Source: Human Rights Watch
Intensifying Campaign Against Independent Activists
(Beirut) – Saudi authorities arrested a prominent human rights lawyer
and activist on October 2, 2013, for hosting a weekly discussion group
for reformists. Saudi authorities should immediately release the lawyer,
Waleed Abu al-Khair, and drop all charges against him as the arrest
clearly violates his right to peaceful association and free expression.
Local activists say it is the third set of charges he faces for
peacefully advocating reform.
Police investigators in Jeddah summoned Abu al-Khair on October 1 for
questioning. Police detained him when he arrived at 12:30 p.m. on
October 2, his wife, Samar Badawi, told Human Rights Watch. The police
transferred him to the al-Sharafiyya police station.
“Saudi authorities have sunk to a new low by arresting Waleed Abu
al-Khair for hosting people in his home to exchange ideas,” said Joe Stork,
acting Middle East director. “Saudi Arabia is putting itself forward to
sit on the UN Human Rights Council in 2014, but it refuses to respect
its citizens’ most basic rights.”
Badawi spoke with Abu al-Khair at the Sharafiyya police station on the
afternoon of October 2. She told Human Rights Watch that police officers
there said they detained Abu al-Khair on the order of Governor Khalid
al-Faisal Al Saud of Mecca, and that her husband will face charges for
his links to pro-reform activists as well as for hosting them at an
unlicensed discussion forum in his home.
Weekly discussion forums known as diwaniyyas are a traditional social custom in Gulf Arab countries. Abu al-Khair titled his gathering Sumud (steadfastness), and meeting topics included political, cultural, religious, and human rights issues.

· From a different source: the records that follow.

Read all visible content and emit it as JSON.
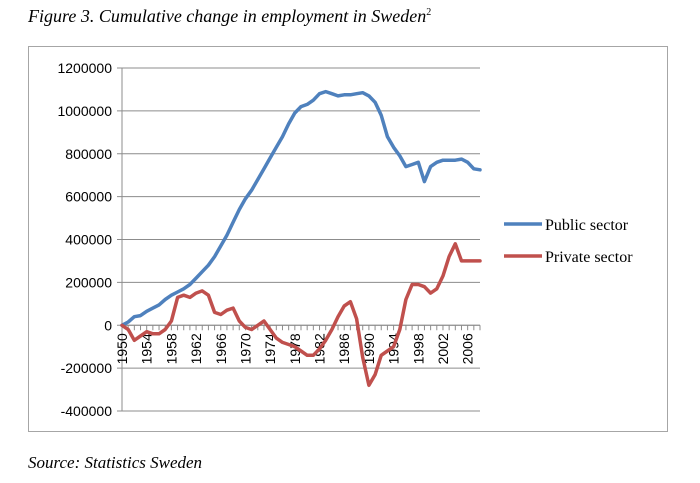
{
  "figure": {
    "caption": "Figure 3. Cumulative change in employment in Sweden",
    "caption_sup": "2",
    "source": "Source: Statistics Sweden"
  },
  "chart_data": {
    "type": "line",
    "title": "",
    "xlabel": "",
    "ylabel": "",
    "ylim": [
      -400000,
      1200000
    ],
    "yticks": [
      1200000,
      1000000,
      800000,
      600000,
      400000,
      200000,
      0,
      -200000,
      -400000
    ],
    "xlim": [
      1950,
      2008
    ],
    "xtick_labels": [
      "1950",
      "1954",
      "1958",
      "1962",
      "1966",
      "1970",
      "1974",
      "1978",
      "1982",
      "1986",
      "1990",
      "1994",
      "1998",
      "2002",
      "2006"
    ],
    "grid": "horizontal",
    "legend": "right",
    "x": [
      1950,
      1951,
      1952,
      1953,
      1954,
      1955,
      1956,
      1957,
      1958,
      1959,
      1960,
      1961,
      1962,
      1963,
      1964,
      1965,
      1966,
      1967,
      1968,
      1969,
      1970,
      1971,
      1972,
      1973,
      1974,
      1975,
      1976,
      1977,
      1978,
      1979,
      1980,
      1981,
      1982,
      1983,
      1984,
      1985,
      1986,
      1987,
      1988,
      1989,
      1990,
      1991,
      1992,
      1993,
      1994,
      1995,
      1996,
      1997,
      1998,
      1999,
      2000,
      2001,
      2002,
      2003,
      2004,
      2005,
      2006,
      2007,
      2008
    ],
    "series": [
      {
        "name": "Public sector",
        "color": "#4f81bd",
        "values": [
          0,
          15000,
          40000,
          45000,
          65000,
          80000,
          95000,
          120000,
          140000,
          155000,
          170000,
          190000,
          220000,
          250000,
          280000,
          320000,
          370000,
          420000,
          480000,
          540000,
          590000,
          630000,
          680000,
          730000,
          780000,
          830000,
          880000,
          940000,
          990000,
          1020000,
          1030000,
          1050000,
          1080000,
          1090000,
          1080000,
          1070000,
          1075000,
          1075000,
          1080000,
          1085000,
          1070000,
          1040000,
          980000,
          880000,
          830000,
          790000,
          740000,
          750000,
          760000,
          670000,
          740000,
          760000,
          770000,
          770000,
          770000,
          775000,
          760000,
          730000,
          725000
        ]
      },
      {
        "name": "Private sector",
        "color": "#c0504d",
        "values": [
          0,
          -20000,
          -70000,
          -50000,
          -30000,
          -40000,
          -40000,
          -20000,
          20000,
          130000,
          140000,
          130000,
          150000,
          160000,
          140000,
          60000,
          50000,
          70000,
          80000,
          20000,
          -10000,
          -20000,
          0,
          20000,
          -20000,
          -60000,
          -80000,
          -90000,
          -100000,
          -120000,
          -140000,
          -140000,
          -110000,
          -70000,
          -20000,
          40000,
          90000,
          110000,
          30000,
          -150000,
          -280000,
          -230000,
          -140000,
          -120000,
          -100000,
          -20000,
          120000,
          190000,
          190000,
          180000,
          150000,
          170000,
          230000,
          320000,
          380000,
          300000,
          300000,
          300000,
          300000
        ]
      }
    ]
  }
}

Abu al-Khair already faces separate trials before Saudi Arabia’s
Specialized Criminal Court and the Jeddah Criminal Court in connection
with his rights activism.
Before his most recent arrest, Abu al-Khair had told Human Rights Watch
that he received a call on September 12 from an official with the
Prince Mohammed bin Nayef Rehabilitation Program, a Ministry of
Interior-sponsored counseling program founded to re-integrate jihadists
into Saudi society, summoning him to attend sessions at a center in
Riyadh starting on October 6. The caller said that Abu al-Khair would
face trial on unknown charges before the Specialized Criminal Court in
Riyadh.
Abu al-Khair told Human Rights Watch he told the caller that he refused
to attend the sessions unless officials notified him directly. Police
investigators formally notified him in late September that a hearing in
the Specialized Criminal Court case had been scheduled for October 6,
but did not tell him what charges he would face. Police have not made
clear whether the October 2 arrest is related to the impending
Specialized Criminal Court trial.
Saudi Arabia’s Supreme Judicial Council established the Specialized
Criminal Court in 2008 to try terrorism suspects. Human Rights Watch
has called repeatedly for abolition of the court because of its lack of independence and unfair procedures.

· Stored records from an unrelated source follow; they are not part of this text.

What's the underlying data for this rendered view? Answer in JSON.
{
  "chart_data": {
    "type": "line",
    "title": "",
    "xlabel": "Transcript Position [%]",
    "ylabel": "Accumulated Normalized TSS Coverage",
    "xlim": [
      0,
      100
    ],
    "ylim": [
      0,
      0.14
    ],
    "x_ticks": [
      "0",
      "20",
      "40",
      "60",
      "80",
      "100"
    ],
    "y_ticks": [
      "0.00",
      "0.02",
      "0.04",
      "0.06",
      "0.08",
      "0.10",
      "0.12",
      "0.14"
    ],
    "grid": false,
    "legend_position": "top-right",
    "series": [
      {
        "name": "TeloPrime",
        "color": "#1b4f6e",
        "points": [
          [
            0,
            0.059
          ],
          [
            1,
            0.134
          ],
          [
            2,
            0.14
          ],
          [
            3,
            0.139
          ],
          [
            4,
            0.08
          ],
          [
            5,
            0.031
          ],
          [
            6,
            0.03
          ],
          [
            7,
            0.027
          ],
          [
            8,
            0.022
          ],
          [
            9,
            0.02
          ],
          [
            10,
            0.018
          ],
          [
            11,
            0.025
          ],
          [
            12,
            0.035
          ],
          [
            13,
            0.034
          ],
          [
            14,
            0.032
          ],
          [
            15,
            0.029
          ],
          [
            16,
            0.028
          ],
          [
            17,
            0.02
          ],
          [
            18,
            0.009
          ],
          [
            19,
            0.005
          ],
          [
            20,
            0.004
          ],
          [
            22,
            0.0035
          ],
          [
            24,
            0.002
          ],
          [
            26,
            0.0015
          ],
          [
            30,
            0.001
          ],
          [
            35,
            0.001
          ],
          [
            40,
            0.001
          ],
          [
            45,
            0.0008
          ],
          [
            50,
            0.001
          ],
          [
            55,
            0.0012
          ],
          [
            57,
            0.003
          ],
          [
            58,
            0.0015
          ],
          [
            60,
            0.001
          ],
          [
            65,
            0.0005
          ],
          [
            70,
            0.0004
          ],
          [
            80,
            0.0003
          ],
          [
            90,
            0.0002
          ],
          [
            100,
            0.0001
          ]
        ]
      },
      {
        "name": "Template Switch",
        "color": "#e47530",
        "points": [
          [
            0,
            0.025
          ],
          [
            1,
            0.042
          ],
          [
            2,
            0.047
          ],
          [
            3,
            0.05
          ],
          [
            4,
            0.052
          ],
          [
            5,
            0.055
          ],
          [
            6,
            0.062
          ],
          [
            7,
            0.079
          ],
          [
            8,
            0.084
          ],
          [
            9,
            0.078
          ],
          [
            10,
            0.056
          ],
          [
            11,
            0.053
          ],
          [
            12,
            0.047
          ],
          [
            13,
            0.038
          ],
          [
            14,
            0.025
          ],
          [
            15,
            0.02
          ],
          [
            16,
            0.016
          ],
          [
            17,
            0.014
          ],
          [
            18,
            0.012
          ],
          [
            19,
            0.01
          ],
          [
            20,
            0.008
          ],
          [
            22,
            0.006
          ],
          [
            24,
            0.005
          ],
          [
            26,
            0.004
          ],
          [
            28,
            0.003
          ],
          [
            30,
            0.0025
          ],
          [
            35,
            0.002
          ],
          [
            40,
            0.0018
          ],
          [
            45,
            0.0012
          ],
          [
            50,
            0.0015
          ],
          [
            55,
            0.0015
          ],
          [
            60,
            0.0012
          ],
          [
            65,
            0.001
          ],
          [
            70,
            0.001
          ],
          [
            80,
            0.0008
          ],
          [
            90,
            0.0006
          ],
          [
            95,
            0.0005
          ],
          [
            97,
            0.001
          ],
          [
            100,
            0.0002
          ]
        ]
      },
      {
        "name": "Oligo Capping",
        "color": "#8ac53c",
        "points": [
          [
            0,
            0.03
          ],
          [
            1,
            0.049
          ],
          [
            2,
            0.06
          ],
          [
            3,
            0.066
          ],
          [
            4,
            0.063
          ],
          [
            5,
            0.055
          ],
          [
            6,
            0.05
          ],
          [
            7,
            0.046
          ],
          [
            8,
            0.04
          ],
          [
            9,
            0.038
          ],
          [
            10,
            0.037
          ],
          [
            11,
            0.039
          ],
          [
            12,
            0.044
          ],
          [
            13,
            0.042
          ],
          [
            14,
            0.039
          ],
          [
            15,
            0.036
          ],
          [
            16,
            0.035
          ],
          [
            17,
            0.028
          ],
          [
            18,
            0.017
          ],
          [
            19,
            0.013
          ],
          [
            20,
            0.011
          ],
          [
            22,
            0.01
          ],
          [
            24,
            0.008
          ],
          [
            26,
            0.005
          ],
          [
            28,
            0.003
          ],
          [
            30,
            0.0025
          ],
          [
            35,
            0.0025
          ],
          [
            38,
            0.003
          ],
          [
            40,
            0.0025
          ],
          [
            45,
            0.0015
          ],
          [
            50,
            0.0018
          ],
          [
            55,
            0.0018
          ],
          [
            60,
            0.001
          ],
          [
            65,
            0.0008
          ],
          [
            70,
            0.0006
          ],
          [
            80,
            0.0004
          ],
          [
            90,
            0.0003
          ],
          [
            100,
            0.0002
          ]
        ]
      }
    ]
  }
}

In addition, Abu al-Khair faces an ongoing trial in Jeddah’s Criminal
Court on a variety of charges related to his human rights activities,
including “offending the judiciary” and “attempting to distort the
reputation of the kingdom.”
Abu al-Khair is founder of Human Rights Monitor in Saudi Arabia, whose website Saudi authorities have blocked since 2009.
Authorities imposed a travel ban on Abu al-Khair in March 2011, seven
months before charging him in the Criminal Court case, preventing him
from traveling to the United States for a fellowship awarded by the US
State Department.
Saudi courts have convicted at least seven prominent human rights and
civil society activists so far in 2013 on charges solely related to
their peaceful exercise of their rights to free expression and
association, including Saudi Association for Civil and Political Rights
co-founders Abdullah al-Hamid and Mohammed al-Qahtani, jailed for 11 and
10 years respectively.
“Saudi authorities need to call off this campaign of repression against
activists across the country,” Stork said. “King Abdullah needs to end
these abuses if he wants his legacy to be reform and not repression.”